PatrimoineUne démolition controversée jugée «incompréhensible» à Bienne
Le démantèlement de l’ancienne usine Mikron fait des mécontents regroupés dans un comité.
- par
- Vincent Donzé
«Reusine», c’est le nom d’un comité qui s’est formé spontanément pendant la démolition en cours de l’ancienne usine Mikron, à Bienne. La restructuration de cette fabrique de machines ne date pas d’hier, mais c’est la préservation du patrimoine qui est en jeu, comme l’a rapporté «Le Journal du Jura». Avec d’autres marques d’outillage et d’horlogerie, Mikron a contribué à façonner le visage de Bienne.
Mikron a construit son usine en 1958 à l’occasion de son 50e anniversaire. Depuis, l’entreprise a quitté Bienne. Le site Mikron appelé le Brühlhof a été conçu à Bienne comme «un véritable château fort ouvrier», comme l’écrit le guide indépendant Matthias Grütter, spécialiste de l’architecture biennoise.
«Mikron Kosmos»
Le fondateur du site «parcours-bielbienne.ch» a édité dans l’urgence et à compte d’auteur un livret illustré intitulé «Mikron Kosmos» en «hommage à un bâtiment industriel», comme le précise le sous-titre.

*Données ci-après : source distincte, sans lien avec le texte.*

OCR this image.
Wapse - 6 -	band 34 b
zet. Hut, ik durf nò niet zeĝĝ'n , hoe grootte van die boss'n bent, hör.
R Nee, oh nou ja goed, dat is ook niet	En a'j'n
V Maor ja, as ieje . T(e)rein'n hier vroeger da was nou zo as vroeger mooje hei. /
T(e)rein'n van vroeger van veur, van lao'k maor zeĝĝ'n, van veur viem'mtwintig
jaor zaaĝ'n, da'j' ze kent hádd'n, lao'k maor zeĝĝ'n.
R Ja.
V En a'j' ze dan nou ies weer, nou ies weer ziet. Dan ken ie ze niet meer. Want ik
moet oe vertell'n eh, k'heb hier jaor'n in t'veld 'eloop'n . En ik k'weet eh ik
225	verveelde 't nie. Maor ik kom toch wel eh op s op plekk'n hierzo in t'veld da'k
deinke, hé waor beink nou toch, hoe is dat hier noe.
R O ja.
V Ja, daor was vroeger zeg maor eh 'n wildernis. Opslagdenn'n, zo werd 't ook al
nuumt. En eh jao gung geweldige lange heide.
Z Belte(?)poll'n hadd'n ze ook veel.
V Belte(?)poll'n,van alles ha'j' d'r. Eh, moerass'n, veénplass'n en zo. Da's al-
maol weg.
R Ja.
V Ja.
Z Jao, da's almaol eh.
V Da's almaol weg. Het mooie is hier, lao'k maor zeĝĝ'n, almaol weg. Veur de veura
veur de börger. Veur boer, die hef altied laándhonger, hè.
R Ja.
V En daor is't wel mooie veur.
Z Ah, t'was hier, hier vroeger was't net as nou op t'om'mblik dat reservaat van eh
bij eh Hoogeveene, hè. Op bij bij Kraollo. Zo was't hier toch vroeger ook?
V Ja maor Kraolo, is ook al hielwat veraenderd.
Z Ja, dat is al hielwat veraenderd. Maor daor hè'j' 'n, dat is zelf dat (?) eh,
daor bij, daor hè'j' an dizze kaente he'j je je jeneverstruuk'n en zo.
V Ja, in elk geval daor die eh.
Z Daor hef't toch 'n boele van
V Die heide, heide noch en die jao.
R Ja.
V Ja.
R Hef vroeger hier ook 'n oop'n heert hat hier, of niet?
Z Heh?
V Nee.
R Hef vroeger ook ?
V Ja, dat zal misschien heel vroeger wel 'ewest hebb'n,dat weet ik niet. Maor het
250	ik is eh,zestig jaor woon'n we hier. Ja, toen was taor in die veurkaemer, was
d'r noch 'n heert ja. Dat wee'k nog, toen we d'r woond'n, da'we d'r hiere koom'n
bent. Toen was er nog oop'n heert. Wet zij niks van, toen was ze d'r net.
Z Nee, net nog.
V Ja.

Avant sa démolition, cette ancienne fabrique abritait un «biotope socioculturel et économique» dès le début des années 90, comme l’écrit Matthias Grütter.
Architectes, graphistes, photographes ou danseurs, une centaine d’acteurs économiques et culturels ont dû quitter un labyrinthe de bâtiments qui servaient aussi aux représentations culturelles de l’association «Montags um sieben».
«Beaucoup de peine»
«Cette démolition me fait beaucoup de peine», a confié au «Journal du Jura» le directeur de la Fondation suisse pour la protection et l’aménagement du paysage, Raimund Rodewald, président de l’association «FreundInnen Montags um sieben». C’est lui qui a fondé le comité «Reusine» avec sept personnes, dont l’architecte Ivo Thalmann et l’historienne Margrit Wick: «Il faut des lieux qui puissent raconter leur histoire», a-t-il dit.
«Stop à la démolition du patrimoine industriel biennois», prône le comité «Reusine», qui compte un millier de membres engagés pour la sauvegarde des bâtiments industriels. Leur intervention est trop tardive pour l’usine Mikron, d’autant qu’elle ne figure pas dans la liste des bâtiments protégés, mais le maire Erich Fehr a accepté de rencontrer ses représentants le 19 janvier prochain.
Liste de 35 lieux
«Il est incompréhensible de voir comment la ville traite son patrimoine industriel», estime «Reusine». Ce comité a dressé une liste de 35 lieux qui illustrent l’histoire économique biennoise. Beaucoup ont disparu, comme celui de l’horloger Mido intégré en 1983 au futur Swatch Group, celui de la fabrique de pianos Burger & Jacobi fermée en 1987 et celui des Tréfileries Réunies, détruits en grande partie en 1999.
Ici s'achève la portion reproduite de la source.